Guter Start 2008: Förderkredite und operatives Ergebnis wachsen zweistellig

Frankfurt am Main (ots) -

   - 1. Quartal 2008: 46 % mehr Sonder- und Programmkredite zugesagt,
     Emissionsgeschäft mit höheren Margen, operatives Ergebnis 17 % 
     über Vorjahr (HGB) 
   - Geschäftsjahr 2007: Fördervolumen wächst um 6,5 % auf 59,1 Mrd 
     EUR, Zinsüberschuss und Betriebsergebnis (vor Bewertung) über 
     Vorjahr (HGB u. IFRS), IFRS-Bewertungskorrekturen sind stille 
     Reserven, kein Subprime-Engagement, Cost-Income-Ratio 16,3 % 

Mit dem bisherigen Verlauf des Geschäftsjahres 2008 zeigte sich Dr. Marcus Dahmen, Sprecher des Vorstandes der Landwirtschaftlichen Rentenbank, Frankfurt am Main, anlässlich der Bilanzpressekonferenz der Förderbank für die Landwirtschaft und den ländlichen Raum sehr zufrieden. "Sowohl das Fördervolumen als auch das operative Ergebnis entwickelten sich im 1. Quartal hervorragend", so Marcus Dahmen. Bis Ende März konnten bereits 5,6 Mrd EUR (3,6) neue Förderfinanzierungen abgeschlossen werden, rd. 50 % mehr als im 1. Quartal des Vorjahres. Die Wachstumsimpulse gingen sowohl von den allgemeinen Förderkrediten und den verbrieften Finanzierungen als auch den besonders zinsgünstigen Sonder- und Programmkrediten für spezielle Förderzwecke und Hilfsmaßnahmen aus. In den ersten drei Monaten konnten bereits 908 Mio EUR (621) Sonder- und Programmkredite neu zugesagt werden. Eine positive Bilanz zog Dahmen auch für das Emissionsgeschäft und die Ergebnisentwicklung im 1. Quartal: "Wir verfügen über einen hervorragenden Zugang zu Kapitalmarktmitteln.
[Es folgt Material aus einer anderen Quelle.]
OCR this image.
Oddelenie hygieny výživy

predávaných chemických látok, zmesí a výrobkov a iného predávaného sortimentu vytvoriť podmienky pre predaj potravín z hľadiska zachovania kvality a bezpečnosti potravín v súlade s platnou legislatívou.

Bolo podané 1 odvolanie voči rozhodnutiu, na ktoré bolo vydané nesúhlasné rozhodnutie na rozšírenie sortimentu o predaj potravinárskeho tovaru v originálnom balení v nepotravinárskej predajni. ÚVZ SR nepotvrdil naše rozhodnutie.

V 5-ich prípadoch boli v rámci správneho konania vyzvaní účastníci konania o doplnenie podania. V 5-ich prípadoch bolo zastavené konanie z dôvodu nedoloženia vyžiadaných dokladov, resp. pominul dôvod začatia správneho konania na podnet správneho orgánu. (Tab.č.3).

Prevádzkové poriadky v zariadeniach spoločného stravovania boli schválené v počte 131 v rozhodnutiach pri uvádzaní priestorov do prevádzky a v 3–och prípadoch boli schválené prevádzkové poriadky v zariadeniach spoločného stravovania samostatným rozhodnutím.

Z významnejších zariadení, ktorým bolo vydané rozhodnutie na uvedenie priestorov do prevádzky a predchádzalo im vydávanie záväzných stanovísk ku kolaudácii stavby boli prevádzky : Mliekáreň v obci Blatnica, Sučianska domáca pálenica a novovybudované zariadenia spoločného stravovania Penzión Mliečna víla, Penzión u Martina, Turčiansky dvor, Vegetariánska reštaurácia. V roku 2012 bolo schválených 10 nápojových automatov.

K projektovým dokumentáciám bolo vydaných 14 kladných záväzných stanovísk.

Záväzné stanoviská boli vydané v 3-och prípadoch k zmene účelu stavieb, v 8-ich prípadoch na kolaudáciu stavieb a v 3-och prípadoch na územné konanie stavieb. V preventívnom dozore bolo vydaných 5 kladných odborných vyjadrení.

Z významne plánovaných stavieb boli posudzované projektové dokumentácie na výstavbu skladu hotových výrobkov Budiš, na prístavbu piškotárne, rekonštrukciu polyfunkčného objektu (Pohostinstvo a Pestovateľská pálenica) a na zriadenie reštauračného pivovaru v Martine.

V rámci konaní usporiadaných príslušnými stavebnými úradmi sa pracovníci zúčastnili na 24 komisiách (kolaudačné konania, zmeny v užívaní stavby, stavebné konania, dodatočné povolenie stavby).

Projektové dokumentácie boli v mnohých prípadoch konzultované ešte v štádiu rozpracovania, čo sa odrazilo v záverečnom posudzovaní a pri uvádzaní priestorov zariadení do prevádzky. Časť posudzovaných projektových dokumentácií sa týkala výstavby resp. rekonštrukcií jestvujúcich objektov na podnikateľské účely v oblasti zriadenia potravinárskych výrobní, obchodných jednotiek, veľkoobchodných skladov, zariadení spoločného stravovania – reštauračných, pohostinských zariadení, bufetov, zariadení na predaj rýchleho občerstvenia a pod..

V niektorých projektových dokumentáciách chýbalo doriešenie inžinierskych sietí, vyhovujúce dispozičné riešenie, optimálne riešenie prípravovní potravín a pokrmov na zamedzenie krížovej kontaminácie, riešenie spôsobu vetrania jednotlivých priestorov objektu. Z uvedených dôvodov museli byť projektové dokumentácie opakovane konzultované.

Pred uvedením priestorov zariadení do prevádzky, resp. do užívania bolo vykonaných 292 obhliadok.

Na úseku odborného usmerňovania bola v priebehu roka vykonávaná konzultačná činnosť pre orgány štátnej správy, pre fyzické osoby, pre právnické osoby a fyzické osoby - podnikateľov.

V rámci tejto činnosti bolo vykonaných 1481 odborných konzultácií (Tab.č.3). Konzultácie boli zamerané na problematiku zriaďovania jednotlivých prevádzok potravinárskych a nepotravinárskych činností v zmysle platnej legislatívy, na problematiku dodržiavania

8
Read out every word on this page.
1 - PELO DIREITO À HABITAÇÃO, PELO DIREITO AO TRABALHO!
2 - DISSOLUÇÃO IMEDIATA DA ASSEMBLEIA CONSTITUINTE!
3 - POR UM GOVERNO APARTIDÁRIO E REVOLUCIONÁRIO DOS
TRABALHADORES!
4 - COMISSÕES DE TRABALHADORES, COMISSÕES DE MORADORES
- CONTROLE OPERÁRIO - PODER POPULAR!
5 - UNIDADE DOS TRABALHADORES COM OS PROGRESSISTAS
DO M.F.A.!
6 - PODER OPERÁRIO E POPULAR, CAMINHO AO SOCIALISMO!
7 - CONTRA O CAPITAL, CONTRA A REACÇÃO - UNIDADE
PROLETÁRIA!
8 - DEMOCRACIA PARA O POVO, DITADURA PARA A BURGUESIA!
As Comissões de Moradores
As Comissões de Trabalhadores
Vom gesamten voraussichtlich 11 Mrd EUR betragenden mittel- und langfristigen Emissionsbedarf (Laufzeit über 2 Jahre) des Jahres 2008 haben wir bis Ende März bereits 4,8 Mrd EUR (5,4) beschafft. Unsere Passivmarge konnte gegenüber dem Vorjahr weiter gesteigert werden. Nicht zuletzt aufgrund der günstigen Refinanzierungsbedingungen wuchs das operative Ergebnis nach HGB in den ersten drei Monaten um 17 % auf 60,6 Mio EUR (51,8). Gerade in Zeiten der Krise bewährt sich damit unsere auf Nachhaltigkeit angelegte Strategie". Die Förderbank ist nach Angaben des Vorstandes nicht im Subprime-Markt engagiert und verzeichnet keine Zahlungsausfälle im Kreditgeschäft oder bei Wertpapieren. Dennoch führen die Marktverwerfungen durch die Finanzmarktkrise zu temporären Bewertungskorrekturen in der IFRS-Bilanz. "Wir erwarten, dass diese spätestens bei Fälligkeit gewinnsteigernd wieder aufgelöst werden können", so Marcus Dahmen. Für die weitere Ergebnisentwicklung im laufenden Jahr zeigt er sich deshalb optimistisch: "Wir sind zuversichtlich, das sehr gute Ergebnis des Geschäftsjahres 2007 sowohl hinsichtlich der Ertragsentwicklung als auch in Bezug auf unsere Förderaktivitäten wieder erreichen zu können".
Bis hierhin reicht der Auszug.